During World War II, with the aim of reducing the number of aircraft shot down by the enemy, the Allies studied where returning aircraft had suffered the most damage. This way they could reinforce those parts.
The red dots mark the greatest damage, so they concluded that they had to reinforce the tips of the wings, the rudders and the center of the plane, because there they had had more impacts.
However, Abraham Wald, a statistician worked for Defense, was the one who proposed something different; reinforce the areas where there were no hits.
Why?
Wald explained that what had not been considered in the study is that it had been done only on the planes that had returned to the base Those who had survived.
However, what about those who had not returned? He assumed that the distribution of the hits had been more or less homogeneous in all the planes, so that those hits that were not seen in those that had returned were precisely those points that had caused the planes to be shot down.
The study then had a bias (partial view or interpretation). It was called Survival Bias.
Our brain always tends to confirm our hypotheses We carry out a selective collection of information that will confirm our hypotheses.
We try to confirm what we know because with what we know we feel comfortable and we give answers to everything that happens around us in addition to «knowing» that we are right.

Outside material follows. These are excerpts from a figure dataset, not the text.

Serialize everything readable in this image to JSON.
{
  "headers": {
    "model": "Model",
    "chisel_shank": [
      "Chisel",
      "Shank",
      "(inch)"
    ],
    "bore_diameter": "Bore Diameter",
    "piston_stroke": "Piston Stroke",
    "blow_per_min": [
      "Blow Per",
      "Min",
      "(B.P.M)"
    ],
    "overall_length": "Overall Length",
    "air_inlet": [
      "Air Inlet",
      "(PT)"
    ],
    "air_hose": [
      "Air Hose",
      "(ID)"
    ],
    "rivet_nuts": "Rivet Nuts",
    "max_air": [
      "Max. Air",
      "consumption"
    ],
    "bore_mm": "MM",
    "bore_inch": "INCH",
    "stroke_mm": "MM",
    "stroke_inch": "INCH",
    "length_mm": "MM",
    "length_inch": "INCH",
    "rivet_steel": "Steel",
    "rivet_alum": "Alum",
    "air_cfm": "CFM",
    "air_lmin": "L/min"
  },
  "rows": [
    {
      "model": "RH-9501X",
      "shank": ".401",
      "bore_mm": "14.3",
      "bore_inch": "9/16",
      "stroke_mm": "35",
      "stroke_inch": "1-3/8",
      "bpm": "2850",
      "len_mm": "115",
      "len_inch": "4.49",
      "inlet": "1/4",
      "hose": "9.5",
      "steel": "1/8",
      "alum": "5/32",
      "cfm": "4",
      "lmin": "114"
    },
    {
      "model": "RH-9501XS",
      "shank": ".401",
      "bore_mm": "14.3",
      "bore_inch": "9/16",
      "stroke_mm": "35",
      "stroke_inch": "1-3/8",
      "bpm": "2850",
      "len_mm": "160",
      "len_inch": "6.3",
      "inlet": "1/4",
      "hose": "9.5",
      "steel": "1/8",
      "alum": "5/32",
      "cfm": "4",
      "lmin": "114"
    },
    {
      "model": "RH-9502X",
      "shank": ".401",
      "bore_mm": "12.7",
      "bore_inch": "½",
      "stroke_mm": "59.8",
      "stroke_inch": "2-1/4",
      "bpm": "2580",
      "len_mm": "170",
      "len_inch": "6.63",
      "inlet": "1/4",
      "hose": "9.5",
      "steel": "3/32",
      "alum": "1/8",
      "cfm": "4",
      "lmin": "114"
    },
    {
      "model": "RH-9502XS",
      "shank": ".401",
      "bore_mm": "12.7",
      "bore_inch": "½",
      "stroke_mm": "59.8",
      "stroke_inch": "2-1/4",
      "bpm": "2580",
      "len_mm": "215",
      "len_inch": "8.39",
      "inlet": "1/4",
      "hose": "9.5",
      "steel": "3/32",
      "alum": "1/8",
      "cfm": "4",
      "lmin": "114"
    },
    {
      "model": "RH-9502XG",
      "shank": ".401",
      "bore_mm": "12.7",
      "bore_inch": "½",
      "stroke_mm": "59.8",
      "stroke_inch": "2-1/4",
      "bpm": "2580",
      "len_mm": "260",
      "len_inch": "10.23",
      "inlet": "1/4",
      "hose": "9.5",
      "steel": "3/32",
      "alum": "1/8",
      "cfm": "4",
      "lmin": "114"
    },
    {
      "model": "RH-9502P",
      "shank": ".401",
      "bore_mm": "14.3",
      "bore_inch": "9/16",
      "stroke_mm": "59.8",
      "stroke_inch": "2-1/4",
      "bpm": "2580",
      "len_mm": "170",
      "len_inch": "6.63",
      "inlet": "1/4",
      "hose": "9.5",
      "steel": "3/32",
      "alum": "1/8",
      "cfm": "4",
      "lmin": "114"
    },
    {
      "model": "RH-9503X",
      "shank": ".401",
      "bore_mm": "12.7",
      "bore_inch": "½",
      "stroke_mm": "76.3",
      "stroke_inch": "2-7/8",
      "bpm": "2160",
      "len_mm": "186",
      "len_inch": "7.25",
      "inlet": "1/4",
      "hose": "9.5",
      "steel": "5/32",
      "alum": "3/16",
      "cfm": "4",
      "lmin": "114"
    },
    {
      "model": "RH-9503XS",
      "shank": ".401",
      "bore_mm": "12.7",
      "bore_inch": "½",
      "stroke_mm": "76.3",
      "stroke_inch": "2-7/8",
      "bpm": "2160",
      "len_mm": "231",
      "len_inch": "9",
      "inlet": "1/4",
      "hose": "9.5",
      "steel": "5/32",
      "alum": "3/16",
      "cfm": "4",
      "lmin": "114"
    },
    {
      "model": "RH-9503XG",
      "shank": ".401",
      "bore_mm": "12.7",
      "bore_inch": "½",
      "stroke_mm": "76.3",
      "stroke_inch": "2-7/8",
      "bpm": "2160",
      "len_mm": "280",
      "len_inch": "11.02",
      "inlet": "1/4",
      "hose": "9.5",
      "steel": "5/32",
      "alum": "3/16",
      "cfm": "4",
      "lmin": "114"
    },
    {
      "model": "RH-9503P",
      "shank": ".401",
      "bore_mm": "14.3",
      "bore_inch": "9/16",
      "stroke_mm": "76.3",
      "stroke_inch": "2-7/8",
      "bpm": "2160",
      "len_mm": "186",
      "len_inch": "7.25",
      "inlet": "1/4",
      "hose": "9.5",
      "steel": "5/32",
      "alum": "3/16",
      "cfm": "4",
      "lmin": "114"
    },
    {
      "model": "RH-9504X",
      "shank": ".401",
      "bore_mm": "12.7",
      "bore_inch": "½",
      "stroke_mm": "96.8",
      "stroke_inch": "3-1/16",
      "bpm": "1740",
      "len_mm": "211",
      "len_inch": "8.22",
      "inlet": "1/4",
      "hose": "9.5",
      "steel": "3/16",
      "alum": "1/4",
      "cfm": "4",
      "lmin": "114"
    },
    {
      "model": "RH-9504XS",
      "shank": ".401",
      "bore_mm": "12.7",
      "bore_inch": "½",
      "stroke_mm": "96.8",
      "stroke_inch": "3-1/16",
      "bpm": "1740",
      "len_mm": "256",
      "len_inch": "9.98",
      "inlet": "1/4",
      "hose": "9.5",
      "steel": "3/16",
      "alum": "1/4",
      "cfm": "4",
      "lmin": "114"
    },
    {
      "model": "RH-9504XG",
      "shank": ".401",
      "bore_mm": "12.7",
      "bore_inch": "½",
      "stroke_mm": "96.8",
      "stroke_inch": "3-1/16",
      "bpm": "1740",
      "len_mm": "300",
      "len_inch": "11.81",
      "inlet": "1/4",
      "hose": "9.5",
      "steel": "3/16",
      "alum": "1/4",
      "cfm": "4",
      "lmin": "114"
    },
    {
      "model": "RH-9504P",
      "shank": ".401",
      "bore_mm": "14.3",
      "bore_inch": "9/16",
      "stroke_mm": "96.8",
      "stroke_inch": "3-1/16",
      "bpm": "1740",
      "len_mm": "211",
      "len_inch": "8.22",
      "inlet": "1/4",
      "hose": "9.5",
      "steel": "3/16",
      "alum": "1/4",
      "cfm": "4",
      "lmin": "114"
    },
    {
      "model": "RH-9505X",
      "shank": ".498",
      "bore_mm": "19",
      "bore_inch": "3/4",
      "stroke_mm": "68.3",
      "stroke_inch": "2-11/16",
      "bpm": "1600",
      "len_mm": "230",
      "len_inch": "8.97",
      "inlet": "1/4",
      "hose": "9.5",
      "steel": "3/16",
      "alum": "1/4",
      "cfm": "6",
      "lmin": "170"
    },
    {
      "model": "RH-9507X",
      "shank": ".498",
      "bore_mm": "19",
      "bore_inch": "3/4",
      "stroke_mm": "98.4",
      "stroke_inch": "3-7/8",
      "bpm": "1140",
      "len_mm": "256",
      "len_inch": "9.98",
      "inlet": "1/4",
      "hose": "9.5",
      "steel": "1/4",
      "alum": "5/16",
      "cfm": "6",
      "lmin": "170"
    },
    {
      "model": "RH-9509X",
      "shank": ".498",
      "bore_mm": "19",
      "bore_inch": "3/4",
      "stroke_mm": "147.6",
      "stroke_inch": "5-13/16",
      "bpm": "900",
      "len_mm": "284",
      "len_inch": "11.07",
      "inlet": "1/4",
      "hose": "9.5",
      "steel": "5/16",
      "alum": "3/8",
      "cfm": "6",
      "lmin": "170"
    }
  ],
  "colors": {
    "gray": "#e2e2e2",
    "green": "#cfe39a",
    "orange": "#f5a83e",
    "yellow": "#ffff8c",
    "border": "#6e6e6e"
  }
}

The more survival biases we have, the bigger our Ego is. These people can become continuously frustrated and are easy to identify, since the slogan «Either with me or against me» can define them perfectly. We protect our biases because, if challenged, our mental makeup could not survive as we have conceived it.
Biases are innate in people and help to have a more comfortable, easy and bearable life by reducing the stress of having to decide between several similar options or gather reliable information about something. I like to define the truth as the perception of reality that each one has. Therefore, the truth is formed taking into account the biases of each one.
For this reason, before making decisions, it is good to try to assess without bias and as objectively as possible the opposite option to ours to learn, improve and not create more and more survival biases and always blame everything on others.